Dieser Artikel erschien ursprünglich in meinem ersten Weblog das Netzbuch, das von Mai 2002 bis November 2006 aktiv war, und wurde hier aus blognostalgischen Gründen archiviert. Aktuellere Artikel hat der Uninformat im Angebot.
Weblogtalk

Warblogs mal wieder

In der Netzeitung zu lesen: Ein Interview mit Michele Catalano, eine der InitiatorInnen von The Command Post: »Weblogs bieten ehrlichere Berichterstattung über den Krieg.« Und auf deutsch gibt es die “ehrlichere Berichterstattung” natürlich auf dem Rollberg. Zurück zur Werbung!

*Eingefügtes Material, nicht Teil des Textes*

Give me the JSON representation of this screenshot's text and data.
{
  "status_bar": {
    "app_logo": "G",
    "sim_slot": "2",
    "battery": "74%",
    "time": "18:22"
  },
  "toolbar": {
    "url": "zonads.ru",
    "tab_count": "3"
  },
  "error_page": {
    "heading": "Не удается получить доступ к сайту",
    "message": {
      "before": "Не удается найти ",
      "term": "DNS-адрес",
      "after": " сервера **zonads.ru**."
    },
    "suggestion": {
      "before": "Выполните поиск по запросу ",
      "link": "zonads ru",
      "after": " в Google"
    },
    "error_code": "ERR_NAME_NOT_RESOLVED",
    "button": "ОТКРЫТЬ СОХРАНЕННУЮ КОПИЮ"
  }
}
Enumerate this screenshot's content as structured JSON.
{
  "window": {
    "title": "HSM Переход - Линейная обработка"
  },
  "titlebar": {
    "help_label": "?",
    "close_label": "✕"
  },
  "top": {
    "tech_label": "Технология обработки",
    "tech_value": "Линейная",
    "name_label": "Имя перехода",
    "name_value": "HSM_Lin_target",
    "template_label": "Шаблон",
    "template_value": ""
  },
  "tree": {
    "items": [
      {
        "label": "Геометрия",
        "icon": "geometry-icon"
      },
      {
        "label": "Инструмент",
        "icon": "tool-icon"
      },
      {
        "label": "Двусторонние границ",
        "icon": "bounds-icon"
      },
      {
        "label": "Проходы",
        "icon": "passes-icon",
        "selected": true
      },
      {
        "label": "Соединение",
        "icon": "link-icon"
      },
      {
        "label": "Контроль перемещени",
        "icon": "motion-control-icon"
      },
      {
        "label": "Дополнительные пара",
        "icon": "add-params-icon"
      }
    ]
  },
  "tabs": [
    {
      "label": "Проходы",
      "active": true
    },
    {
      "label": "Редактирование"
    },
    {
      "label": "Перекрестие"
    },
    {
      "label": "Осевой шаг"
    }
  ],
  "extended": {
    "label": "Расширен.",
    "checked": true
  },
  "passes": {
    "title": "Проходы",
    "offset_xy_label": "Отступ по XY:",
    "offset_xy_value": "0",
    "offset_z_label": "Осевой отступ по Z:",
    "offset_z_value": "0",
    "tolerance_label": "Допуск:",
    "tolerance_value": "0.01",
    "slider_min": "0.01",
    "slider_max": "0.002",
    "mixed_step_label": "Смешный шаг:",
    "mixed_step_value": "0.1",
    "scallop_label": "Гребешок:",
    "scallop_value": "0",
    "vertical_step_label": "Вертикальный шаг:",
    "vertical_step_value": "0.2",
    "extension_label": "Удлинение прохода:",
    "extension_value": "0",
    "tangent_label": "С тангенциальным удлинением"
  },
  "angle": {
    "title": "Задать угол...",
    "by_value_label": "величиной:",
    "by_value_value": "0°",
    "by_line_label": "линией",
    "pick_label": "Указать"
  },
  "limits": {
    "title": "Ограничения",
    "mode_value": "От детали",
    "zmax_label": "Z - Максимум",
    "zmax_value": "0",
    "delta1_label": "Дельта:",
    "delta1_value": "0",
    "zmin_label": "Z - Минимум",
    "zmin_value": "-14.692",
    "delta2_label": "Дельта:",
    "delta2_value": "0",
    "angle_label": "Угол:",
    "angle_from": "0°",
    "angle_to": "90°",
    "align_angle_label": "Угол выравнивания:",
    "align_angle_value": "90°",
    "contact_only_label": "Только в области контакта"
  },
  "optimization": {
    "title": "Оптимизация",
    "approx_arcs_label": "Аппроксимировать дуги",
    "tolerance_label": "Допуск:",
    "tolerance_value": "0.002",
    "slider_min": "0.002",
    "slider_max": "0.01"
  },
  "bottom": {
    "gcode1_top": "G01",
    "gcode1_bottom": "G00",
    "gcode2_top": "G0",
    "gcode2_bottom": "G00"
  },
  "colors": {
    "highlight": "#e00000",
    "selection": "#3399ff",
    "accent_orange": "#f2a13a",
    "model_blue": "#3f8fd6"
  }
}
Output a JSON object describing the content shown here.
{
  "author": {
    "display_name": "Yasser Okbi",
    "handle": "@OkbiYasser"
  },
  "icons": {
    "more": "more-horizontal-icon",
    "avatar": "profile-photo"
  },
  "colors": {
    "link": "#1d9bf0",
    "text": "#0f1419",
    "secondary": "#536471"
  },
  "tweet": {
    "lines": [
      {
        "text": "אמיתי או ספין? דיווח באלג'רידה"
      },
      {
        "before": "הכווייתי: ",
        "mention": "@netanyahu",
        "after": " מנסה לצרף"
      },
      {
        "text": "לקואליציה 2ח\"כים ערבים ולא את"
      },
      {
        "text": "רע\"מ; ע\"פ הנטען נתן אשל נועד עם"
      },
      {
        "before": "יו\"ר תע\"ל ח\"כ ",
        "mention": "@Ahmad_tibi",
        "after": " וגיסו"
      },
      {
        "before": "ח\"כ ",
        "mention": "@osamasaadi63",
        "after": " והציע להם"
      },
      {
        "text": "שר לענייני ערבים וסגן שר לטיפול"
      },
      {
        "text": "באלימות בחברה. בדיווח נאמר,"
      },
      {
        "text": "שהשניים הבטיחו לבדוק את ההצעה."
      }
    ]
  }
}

[Update] Und hier habe ich noch eine ganz andere Stimme zu “Warblogs” entdeckt, ein
Artikel auf hor.de mit dem schlichten Titel “Warblogging”: »Noch netziger: die Warblog-Community, die Gemeinschaft der Linker und Meiner: der Feldherrenhügel im Web. Die selbstgeschmiedete Superwaffe des Surfers gegen die Langeweile. Das haben auch die Spielemacher begriffen. Gespannt beäugen sie die wahren Interessen der meinenden Konsumenten. Neue Dimensionen des Kriegsspiels werden erschlossen. Daneben äugen bestimmt die Geheimdienste, die so auch mal einen Link finden. Vor allem aber die Warblogger selbst, die sind jetzt wer. Mögen sie sich nicht selbst ausbremsen, nicht zu oft das Selbstgetippte wieder und wieder lesen – sondern noch viele informative, lustige, schockierende Links finden und dazu meinen und wiren« (via digital diary).